Hotez goes on to survey the political power of the anti-vaccine camp. In the United States and Europe, anti-vaxxers have joined forces with populist and libertarian movements, and American groups aligned with the Tea Party invoke “medical freedom,” “health freedom,” or “choice” to justify withholding vaccines from children. Anti-vaxxer political-action committees lobby state legislatures to allow parents to opt out of school vaccine requirements. Under the Trump Administration, more than eight hundred and fifty thousand dollars in loans from the federal Paycheck Protection Program went to five major anti-vaccine groups—including such deceptively named entities as the National Vaccine Information Center and Children’s Health Defense. In January, when COVID-19 vaccines were being administered at Dodger Stadium, in Los Angeles, far-right and anti-vaxxer groups blocked the entrance to the site, forcing the police to temporarily shut it down.
Hotez examines how this obscurantist ideology circulates, and offers three case studies. Starting in around 2008, the Somali immigrant community in Minneapolis was offered “town hall meetings” touting the vaccine-autism link, and by 2017 the same community was in the throes of a measles outbreak. In 2019, the Orthodox Jewish community in New York was treated to ads with “fake Holocaust imagery, including yellow stars, to compare vaccines to the Holocaust.” The result was “one of America’s worst measles epidemics in decades.” The third target was the African-American community in Harlem, which received propaganda in which vaccines were compared to the infamous Tuskegee syphilis study. Probing the motivation of the groups that spread such lies, Hotez follows the money and concludes that the perpetrators are often just “monetizing the Internet by selling phony autism therapies (including bleach enemas) and nutritional supplements, fake books, or advertising.”

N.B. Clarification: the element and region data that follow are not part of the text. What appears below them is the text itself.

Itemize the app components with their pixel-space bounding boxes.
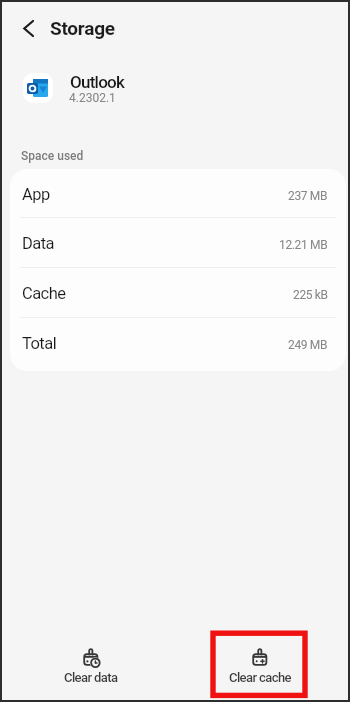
button[interactable]: App — [10, 169, 346, 217]
staticText: App — [22, 185, 50, 204]
staticText: Outlook — [70, 72, 125, 92]
staticText: 12.21 MB — [279, 238, 328, 252]
staticText: 4.2302.1 — [69, 91, 116, 105]
staticText: Space used — [21, 149, 84, 163]
button[interactable]: Clear cache — [205, 647, 315, 695]
button[interactable]: Cache — [10, 267, 346, 317]
button[interactable]: Total — [10, 317, 346, 367]
staticText: 237 MB — [288, 189, 328, 203]
button[interactable]: Clear data — [36, 647, 146, 695]
staticText: Storage — [50, 17, 115, 39]
staticText: Cache — [22, 284, 66, 303]
staticText: Total — [22, 334, 57, 353]
staticText: Clear cache — [229, 670, 291, 685]
staticText: 225 kB — [293, 288, 328, 302]
staticText: 249 MB — [288, 338, 328, 352]
button[interactable] — [11, 11, 45, 45]
staticText: Clear data — [64, 670, 118, 685]
button[interactable]: Data — [10, 217, 346, 267]
staticText: Data — [22, 234, 54, 253]
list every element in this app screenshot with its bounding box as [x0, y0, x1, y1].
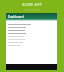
button[interactable] [8, 35, 55, 38]
button[interactable] [8, 23, 55, 26]
button[interactable]: Dashboard [6, 13, 57, 19]
button[interactable] [8, 44, 55, 47]
button[interactable]: ACME APP [0, 0, 64, 13]
staticText: ACME APP [22, 2, 42, 7]
staticText: Dashboard [8, 15, 24, 19]
button[interactable] [8, 26, 55, 29]
staticText: get started [24, 8, 40, 12]
button[interactable] [8, 29, 55, 32]
button[interactable] [8, 41, 55, 44]
button[interactable] [8, 38, 55, 41]
button[interactable] [8, 32, 55, 35]
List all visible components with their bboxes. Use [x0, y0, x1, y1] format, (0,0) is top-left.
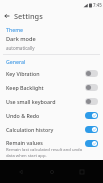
button[interactable]: Keep Backlight	[0, 80, 103, 94]
staticText: Keep Backlight	[6, 84, 85, 91]
staticText: automatically	[6, 45, 35, 51]
staticText: Settings	[14, 11, 43, 21]
staticText: Use small keyboard	[6, 98, 85, 105]
button[interactable]: Undo & Redo	[0, 108, 103, 122]
staticText: Key Vibration	[6, 70, 85, 77]
staticText: Calculation history	[6, 126, 85, 133]
button[interactable]: Enabled	[85, 112, 98, 119]
staticText: Remain last calculated result and undo d…	[6, 147, 83, 158]
button[interactable]: Enabled	[85, 126, 98, 133]
button[interactable]: Disabled	[85, 70, 98, 77]
button[interactable]: Calculation history	[0, 122, 103, 136]
button[interactable]: Key Vibration	[0, 66, 103, 80]
staticText: 7:45	[93, 2, 102, 8]
button[interactable]: Dark mode	[0, 34, 103, 51]
button[interactable]: Disabled	[85, 98, 98, 105]
button[interactable]: Remain values	[0, 136, 103, 158]
staticText: Undo & Redo	[6, 112, 85, 119]
button[interactable]: Back	[0, 9, 14, 23]
button[interactable]: Use small keyboard	[0, 94, 103, 108]
button[interactable]: Enabled	[85, 140, 98, 147]
staticText: Dark mode	[6, 35, 36, 43]
staticText: Remain values	[6, 139, 43, 146]
staticText: General	[6, 58, 26, 65]
button[interactable]: Disabled	[85, 84, 98, 91]
staticText: Theme	[6, 26, 24, 33]
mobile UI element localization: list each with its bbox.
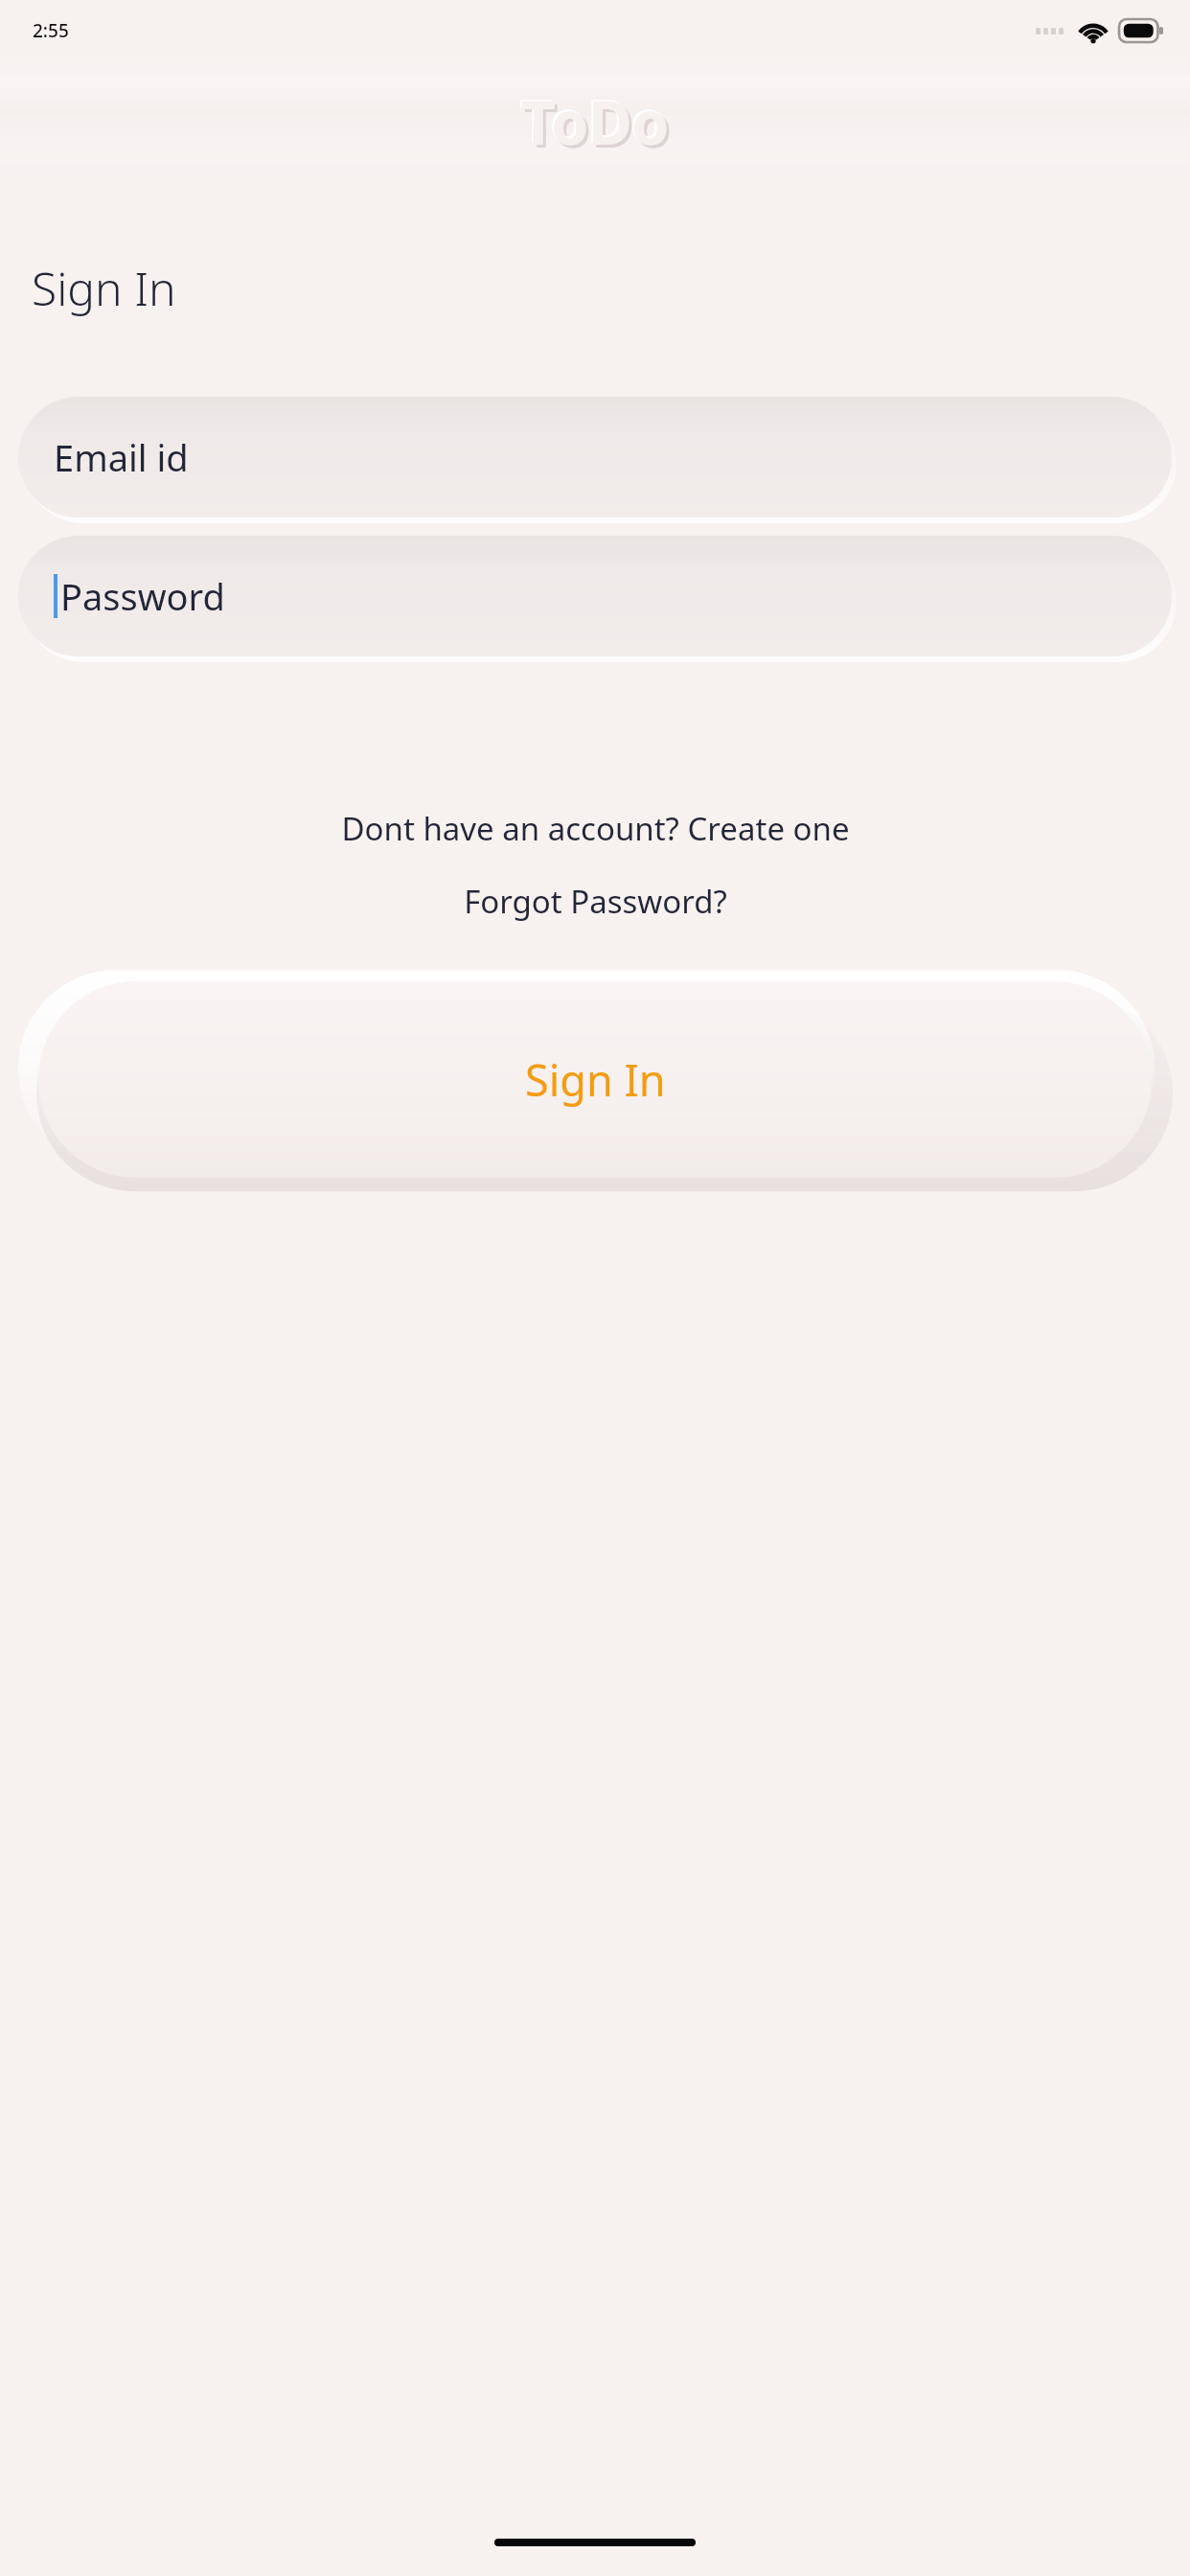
staticText: Sign In — [32, 257, 176, 319]
button[interactable]: Password — [18, 536, 1172, 656]
staticText: Dont have an account? Create one — [341, 807, 850, 850]
button[interactable]: Dont have an account? Create one — [0, 800, 1190, 856]
staticText: 2:55 — [33, 18, 69, 43]
staticText: Forgot Password? — [464, 880, 727, 923]
other: Wi-Fi — [1077, 18, 1110, 43]
staticText: ToDo — [519, 80, 668, 154]
other: Battery full — [1119, 19, 1163, 42]
staticText: ToDo — [521, 81, 670, 156]
staticText: Email id — [54, 432, 189, 482]
button[interactable]: Forgot Password? — [0, 873, 1190, 929]
staticText: Password — [60, 571, 225, 621]
button[interactable]: Sign In — [38, 981, 1152, 1178]
staticText: ToDo — [524, 84, 673, 159]
staticText: Sign In — [525, 1050, 666, 1109]
button[interactable]: Email id — [18, 397, 1172, 518]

His suggested remedy is to pressure social-media and e-commerce sites to take down misleading content. This is already happening, to some extent. In December, Facebook at last banned misinformation about the COVID vaccines—a rule that was expanded, in February, to cover vaccines of any kind—and it has since suspended groups like the National Vaccine Information Center and Stop Mandatory Vaccination. Nonetheless, anti-vaccine accounts on social media continue to flourish, having gained more than ten million new followers since 2019.